At a time when victim status is revered everywhere from college campuses to the halls of Congress and the most repulsive sins are reclassified as virtues, a book making a persuasive case for personal responsibility is welcome. It's a shame his message is undercut by his pervasive dishonesty.
But the other main reason why Frey opposes Alcoholics Anonymous is juvenile: He hates God. "I am shaking my fist at the Sky and calling God a piece of **** Mother******, I am calling God a *****," he says. The tough man cussing carries through 430 vomit-caked pages. Later he decides he doesn't need to be so angry at God. "I will not fight God anymore. I will not fight anything Higher. Fighting is an acknowledgement of existence. I no longer need to fight or acknowledge what I know is not there."

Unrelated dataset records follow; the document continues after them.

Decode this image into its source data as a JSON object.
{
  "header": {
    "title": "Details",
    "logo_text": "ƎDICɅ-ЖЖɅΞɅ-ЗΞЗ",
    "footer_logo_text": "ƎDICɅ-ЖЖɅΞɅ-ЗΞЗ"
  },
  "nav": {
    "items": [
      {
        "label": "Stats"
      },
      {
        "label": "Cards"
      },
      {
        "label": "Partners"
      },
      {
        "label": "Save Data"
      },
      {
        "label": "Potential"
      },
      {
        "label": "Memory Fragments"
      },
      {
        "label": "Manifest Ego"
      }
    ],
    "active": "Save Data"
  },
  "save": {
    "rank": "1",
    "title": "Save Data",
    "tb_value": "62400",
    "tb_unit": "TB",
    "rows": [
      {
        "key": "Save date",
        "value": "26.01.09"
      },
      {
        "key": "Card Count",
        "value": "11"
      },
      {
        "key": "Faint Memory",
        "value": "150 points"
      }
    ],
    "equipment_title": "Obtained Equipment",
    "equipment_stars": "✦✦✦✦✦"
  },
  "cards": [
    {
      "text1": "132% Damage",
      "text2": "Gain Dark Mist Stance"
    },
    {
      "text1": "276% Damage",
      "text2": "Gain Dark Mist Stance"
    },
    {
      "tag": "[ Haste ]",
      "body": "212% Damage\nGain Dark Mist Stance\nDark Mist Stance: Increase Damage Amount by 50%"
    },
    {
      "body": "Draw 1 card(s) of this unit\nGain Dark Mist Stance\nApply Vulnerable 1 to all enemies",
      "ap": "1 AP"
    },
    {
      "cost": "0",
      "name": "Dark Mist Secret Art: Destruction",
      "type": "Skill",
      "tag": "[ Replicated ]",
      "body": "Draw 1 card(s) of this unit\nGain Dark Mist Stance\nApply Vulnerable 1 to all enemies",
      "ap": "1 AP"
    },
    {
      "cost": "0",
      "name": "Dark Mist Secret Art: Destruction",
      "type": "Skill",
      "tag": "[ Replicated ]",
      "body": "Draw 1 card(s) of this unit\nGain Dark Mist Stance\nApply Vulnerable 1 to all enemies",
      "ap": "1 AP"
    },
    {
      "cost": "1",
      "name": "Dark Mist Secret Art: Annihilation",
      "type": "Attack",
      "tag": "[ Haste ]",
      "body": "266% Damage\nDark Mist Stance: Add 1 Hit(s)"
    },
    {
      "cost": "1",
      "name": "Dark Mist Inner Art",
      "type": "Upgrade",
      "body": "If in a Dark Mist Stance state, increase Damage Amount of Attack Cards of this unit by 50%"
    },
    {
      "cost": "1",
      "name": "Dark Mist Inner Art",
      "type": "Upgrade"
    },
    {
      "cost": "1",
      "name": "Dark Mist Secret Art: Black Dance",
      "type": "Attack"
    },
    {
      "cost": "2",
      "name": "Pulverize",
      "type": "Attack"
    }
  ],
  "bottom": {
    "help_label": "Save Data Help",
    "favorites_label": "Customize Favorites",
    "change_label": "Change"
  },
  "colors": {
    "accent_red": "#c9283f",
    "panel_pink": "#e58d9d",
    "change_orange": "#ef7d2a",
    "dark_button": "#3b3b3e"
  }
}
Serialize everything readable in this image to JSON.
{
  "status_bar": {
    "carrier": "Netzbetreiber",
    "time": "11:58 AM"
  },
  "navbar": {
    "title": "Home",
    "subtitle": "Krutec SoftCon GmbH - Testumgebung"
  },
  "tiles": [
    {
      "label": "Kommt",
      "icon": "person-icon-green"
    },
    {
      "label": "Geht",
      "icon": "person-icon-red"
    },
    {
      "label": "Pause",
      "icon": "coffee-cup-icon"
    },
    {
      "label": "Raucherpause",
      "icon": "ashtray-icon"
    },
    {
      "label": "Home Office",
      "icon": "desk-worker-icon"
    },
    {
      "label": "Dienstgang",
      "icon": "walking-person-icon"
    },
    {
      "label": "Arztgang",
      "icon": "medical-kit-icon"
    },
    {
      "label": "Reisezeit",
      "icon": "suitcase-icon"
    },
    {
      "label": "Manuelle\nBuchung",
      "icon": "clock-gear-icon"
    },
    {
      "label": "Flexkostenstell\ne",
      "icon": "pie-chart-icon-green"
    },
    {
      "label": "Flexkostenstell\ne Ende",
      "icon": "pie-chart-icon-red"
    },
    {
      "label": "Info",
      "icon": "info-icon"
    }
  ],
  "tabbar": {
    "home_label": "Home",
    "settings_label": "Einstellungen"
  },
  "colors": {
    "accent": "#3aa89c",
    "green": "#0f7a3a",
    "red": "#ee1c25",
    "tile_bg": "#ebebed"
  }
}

He mocks his fellow patients at the Minnesota rehab clinic for testifying that God helps them in their struggles. They have replaced one addiction for another, he says. The twelve steps are based on a belief in a higher power, which is a notion so nebulous and fragile that it seems impossible anyone could develop the passion to fight it. But fight he does. He dumps the Bible the clinic gave him out of his window. When someone brings the rain-soaked Scriptures back to his room, he says he wishes he could flush it down the toilet. "I have read the New Testament. I will not waste my time on it again."
His brother brings him the Tao Te Ching, a book of platitudinous philosophical truisms-"If you want to get rid of something, you must first allow it to flourish … If you want to know the World, look inside your heart"-which he devours with glee.
He likes the Tao, as opposed to Christianity, because the sayings "do not tell me to do anything or be anything or believe in any thing or become anything. They don't judge me or try to convince me. There is no righteousness or pretension. They don't fight me or insult me or tell me what I do wrong. There is no Authority and there are no Rules."
It is not surprising that someone like Frey would hate the Law of God, pronouncing judgment upon him for his sins. We are all dirty liars. When we tell stories, we're the hero or the wronged victim; we repeat those compliments others give us but bury insightful statements that reveal our deepest insecurities.
"I've read the Bible. It didn't ring true to me," Frey writes. Because it is his own tome that fails to ring true, perhaps he should give the Scriptures another try. Perhaps what didn't ring true for him was the idea that God would take his sins, his addictions, his lies and distortions and remove them as far away as East is from West. But it is true. Frey has a long way to go in his battle against God, but the forgiveness, which we receive through Christ Jesus, is for him and all of the rest of us liars, gluttons, and juvenile God-haters.